The unnamed captain of the Mercury cruise liner was taken ashore on Friday after a Coast Guard inspector detected alcohol on his breath and he failed a test, according to a spokesman for the U.S. Coast Guard's 13th District Command in Seattle.
(Excerpt) Read more at today.reuters.com ...
So that's what the captain of the Exxon Valdez has been up to!
This is an -- hic! -- outrage! I'l own this @#$%^*& line when I'm -- hic -- through with you!
Somebunny spike the ship's petrol ?
Since time immemorial ship captains have been powered by rum, or by other distilled spirits if no rum was available. Thus it is just how it should be.
From the article:
Federal maritime law makes it illegal to operate a vessel in U.S. waters with a blood-alcohol content level above 0.04, which represents roughly what a 170-pound man might register up to three hours after consuming a 12-ounce beer.
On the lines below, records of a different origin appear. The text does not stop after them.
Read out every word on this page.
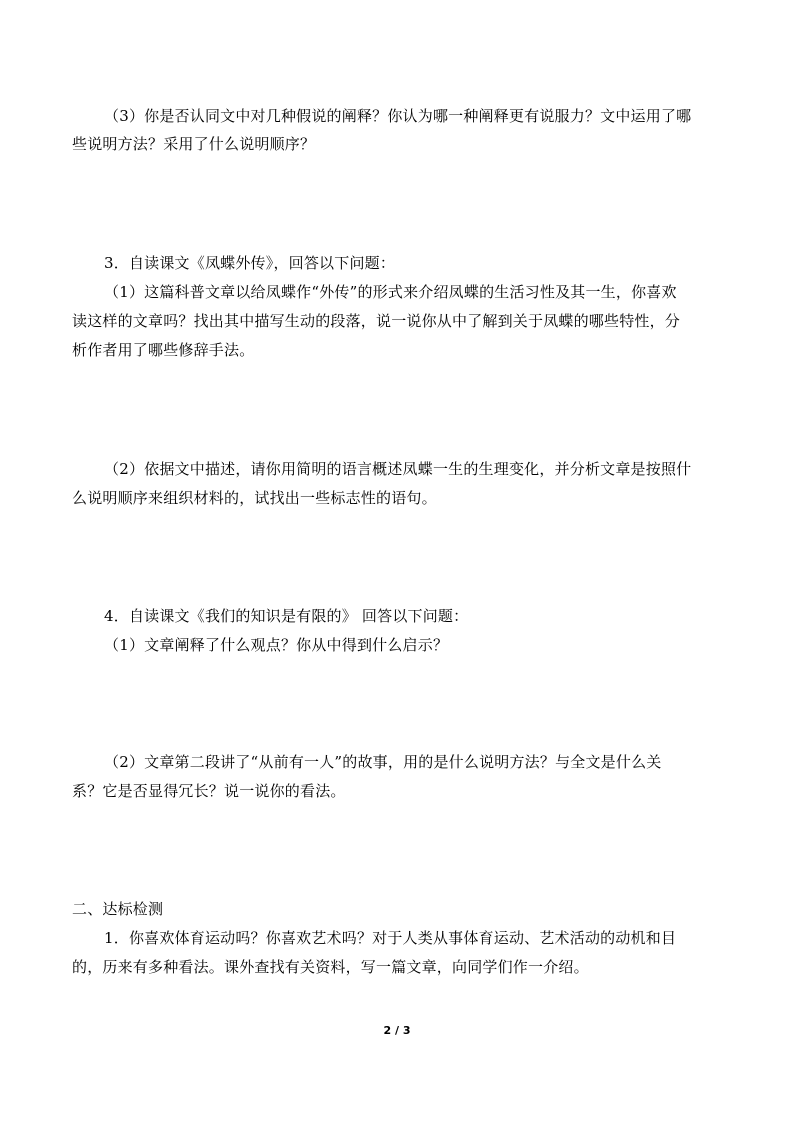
（3）你是否认同文中对几种假说的阐释？你认为哪一种阐释更有说服力？文中运用了哪
些说明方法？采用了什么说明顺序？
3．自读课文《凤蝶外传》，回答以下问题：
（1）这篇科普文章以给凤蝶作“外传”的形式来介绍凤蝶的生活习性及其一生，你喜欢
读这样的文章吗？找出其中描写生动的段落，说一说你从中了解到关于凤蝶的哪些特性，分
析作者用了哪些修辞手法。
（2）依据文中描述，请你用简明的语言概述凤蝶一生的生理变化，并分析文章是按照什
么说明顺序来组织材料的，试找出一些标志性的语句。
4．自读课文《我们的知识是有限的》 回答以下问题：
（1）文章阐释了什么观点？你从中得到什么启示？
（2）文章第二段讲了“从前有一人”的故事，用的是什么说明方法？与全文是什么关
系？它是否显得冗长？说一说你的看法。
二、达标检测
1．你喜欢体育运动吗？你喜欢艺术吗？对于人类从事体育运动、艺术活动的动机和目
的，历来有多种看法。课外查找有关资料，写一篇文章，向同学们作一介绍。
2 / 3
Are we really talking about a "Drunken cruise liner captain"?
0.04? Damn, aftershave will do that. Or Binaca breath spray.
NUI
Navigating Under the Influence
Yeah, wouldn't it need to be a blood test?
I'd think, and by the time they drew it, he'd be OK.
Might be a selectively enforced rule that the cruise line uses when they need to get rid of an employee for other reasons.
The punishment, if this is the case, would be absurd.
Bad headline, but the story noted that it was a Coast Guard inspector that started the inquiry. A ship's captain is responsible for a lot of lives, and the rules are very strict. If the regulations are "no drinking while in command of a vessel", the cruise line probably has no choice but to cut him loose.
I just re-read the article. The article never says what the captain tested out at, only that it was a violation of Federal Maritime law to operate with over .04 level of alcohol. He could have been .04 or .1. In any event, as a ship's captain he had to know the law. Violation of Federal laws is a pretty quick ticket to losing your job, or the White House, if you're a democrat.
If he had just taken an Ambien and laid down for the night, he'd be OK. They might not have nabbed him for sleep-sailing if he didn't crash into anything.
"docked" in Seattle , This is the part that gets me. If the Vessel is docked, How can he be charged?
I would assume that they had SOME kind of suspicion that the guy had a "problem".
Quite frankly, if I were a passenger on that boat...OR on the crew of any of the huge container ships that ply the waters of Puget Sound...I wouldn't want a captain of anything that big who was anything other than stone-cold sober.
Is a captain on duty 24 X 7? Is he not allowed to have a glass of wine if he's off-duty and will be off duty for the next 3 or more hours?
The article doesn't provide enough data to know much of anything other than he was nailed for something. I would assume there was a valid reason, but still the article doesn't say much.
He's still captain, docked or otherwise.
Not anymore. BTW, I agree with the Coast Guard's call on this one.